More than a century after its discovery, physicists are still working hard to understand how fundamental properties of the proton – such as its mass and spin – arise from its underlying structure. A particular puzzle concerns the proton’s size, which is an important input to understand nuclei, for example. Inelastic electron–proton scattering experiments in the late 1950s revealed the spatial distribution of charge inside the proton, allowing its radius to be deduced. A complementary way to determine this “charge radius”, and which relies on precise quantum-electrodynamics calculations, is to measure the shift it produces in the lowest energy levels of the hydrogen atom. Over the decades, numerous experiments have measured the proton’s size with increasing precision.
By 2006, based on results from scattering and spectroscopic measurements, the Committee on Data for Science and Technology (CODATA) had established the proton charge radius to be 0.8760(78) fm. Then, in 2010, came a surprise: the CREMA collaboration at the Paul Scherrer Institut (PSI) reported a value of 0.8418(7) fm based a novel, high-precision spectroscopic measurement of muonic hydrogen. Disagreeing with previous spectroscopic measurements, and lying more than 5σ below the CODATA world average, the result gave rise to the “proton radius puzzle”. While the most recent electron–proton scattering and hydrogen-spectroscopy measurements are in closer agreement with the latest muonic-hydrogen results, the discrepancies with earlier experiments are not yet fully understood.
Now, the MINERνA collaboration has brought a new tool to gauge the proton’s size: neutrino scattering. Whereas traditional scattering measurements probe the proton’s electric or magnetic charge distributions, which are encoded in vector form factors, scattering by neutrinos allows the analogous axial-vector form factor FA, which characterises the proton’s weak charge distribution, to be measured. In addition to providing a complementary probe of proton structure, FA is key to precise measurements of neutrino-oscillation parameters at experiments such as DUNE, Hyper-K, NOvA and T2K.
MINERνA is a segmented scintillator detector with hexagonal planes made from strips of triangular cross-section, which are assembled into planes perpendicular to the incoming beam. By studying how a beam of muon antineutrinos produced by Fermilab’s NuMI neutrino beamline interacts with a polystyrene target, which contains hydrogen closely bonded to carbon, the MINERνA researchers were able to make the first high-statistics measurement of the νμ p → μ+ n cross-section using the hydrogen atom in polystyrene. Extracting FA from 5580 ± 180 signal events (observed over an estimated background of 12,500), they measured the nucleon axial charge radius to be 0.73(17) fm, in agreement with the electric charge radius measured with electron scattering.

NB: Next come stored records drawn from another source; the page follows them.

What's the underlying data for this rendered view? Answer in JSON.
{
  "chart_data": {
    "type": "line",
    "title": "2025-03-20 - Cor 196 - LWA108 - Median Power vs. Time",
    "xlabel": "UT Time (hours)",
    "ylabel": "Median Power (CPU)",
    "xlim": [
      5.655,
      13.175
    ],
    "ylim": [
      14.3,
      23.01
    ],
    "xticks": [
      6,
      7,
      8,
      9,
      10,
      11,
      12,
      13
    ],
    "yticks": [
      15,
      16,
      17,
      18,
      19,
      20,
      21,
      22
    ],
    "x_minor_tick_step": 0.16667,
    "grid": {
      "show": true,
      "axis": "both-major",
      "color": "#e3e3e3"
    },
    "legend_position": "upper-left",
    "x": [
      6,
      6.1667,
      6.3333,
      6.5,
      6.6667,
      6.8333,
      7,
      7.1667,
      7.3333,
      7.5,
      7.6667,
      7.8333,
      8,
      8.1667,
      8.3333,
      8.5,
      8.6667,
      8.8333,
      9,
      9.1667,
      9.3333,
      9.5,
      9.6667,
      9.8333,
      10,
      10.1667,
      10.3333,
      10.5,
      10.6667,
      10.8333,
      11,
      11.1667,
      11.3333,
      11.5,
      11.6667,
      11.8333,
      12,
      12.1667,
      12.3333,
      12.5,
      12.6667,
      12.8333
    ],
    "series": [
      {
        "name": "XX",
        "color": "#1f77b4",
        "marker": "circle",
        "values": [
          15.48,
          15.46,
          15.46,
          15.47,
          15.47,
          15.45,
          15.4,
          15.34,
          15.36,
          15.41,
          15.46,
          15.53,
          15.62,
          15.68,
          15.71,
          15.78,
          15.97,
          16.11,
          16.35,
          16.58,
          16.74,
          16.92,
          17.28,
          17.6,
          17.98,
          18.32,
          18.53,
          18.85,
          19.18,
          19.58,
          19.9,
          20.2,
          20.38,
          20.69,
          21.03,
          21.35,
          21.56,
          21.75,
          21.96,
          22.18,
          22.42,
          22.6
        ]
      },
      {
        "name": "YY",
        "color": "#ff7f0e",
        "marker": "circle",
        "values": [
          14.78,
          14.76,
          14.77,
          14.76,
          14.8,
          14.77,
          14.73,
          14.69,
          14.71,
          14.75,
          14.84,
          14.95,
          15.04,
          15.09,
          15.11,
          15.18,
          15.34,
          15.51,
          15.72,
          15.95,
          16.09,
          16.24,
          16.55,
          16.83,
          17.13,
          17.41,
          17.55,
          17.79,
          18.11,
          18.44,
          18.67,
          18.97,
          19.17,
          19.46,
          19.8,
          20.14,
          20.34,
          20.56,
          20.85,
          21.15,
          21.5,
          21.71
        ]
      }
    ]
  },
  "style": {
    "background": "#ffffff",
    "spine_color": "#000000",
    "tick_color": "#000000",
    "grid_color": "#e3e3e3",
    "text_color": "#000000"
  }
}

“If we weren’t optimists, we’d say [this measurement] was impossible,” says lead author Tejin Cai, who proposed the idea of using a polystyrene target to access neutrino-hydrogen scattering while a PhD student at the University of Rochester. “The hydrogen and carbon are chemically bonded, so the detector sees interactions on both at once. But then, I realised that the very nuclear effects that made scattering on carbon complicated also allowed us to select hydrogen and would allow us to subtract off the carbon interactions.”
A new experiment called AMBER, at the M2 beamline of CERN’s Super Proton Synchrotron, is about to open another perspective on the proton charge radius. AMBER is the successor to COMPASS, which played a major role towards resolving the proton “spin crisis” (the finding, by the European Muon Collaboration in 1987, that quarks account for less than a third of the total proton spin) by studying the contribution to the proton spin from gluons. Instead of electrons, AMBER will use muon scattering at unprecedented energies (around 100 GeV) to access the small momentum-transfer needed to measure the proton radius. A future experiment at PSI called MUSE, meanwhile, aims to determine the proton radius through simultaneous measurements of muon– and electron–proton scattering.
AMBER is scheduled to start with a pilot run in September 2023 and to operate for up to three years, with the goal to find a value for the proton radius in the range 0.84–0.88 fm, as expected from previous experiments, and with an uncertainty of about 0.01 fm. “Some colleagues say that there is no proton-radius puzzle, only problematic measurements,” says AMBER spokesperson Jan Friedrich of TU Munich. “The discrepancy between theory and experiments, as well as between individual experiments, will have to shrink and align as much as possible. After all, there is only one true proton radius.”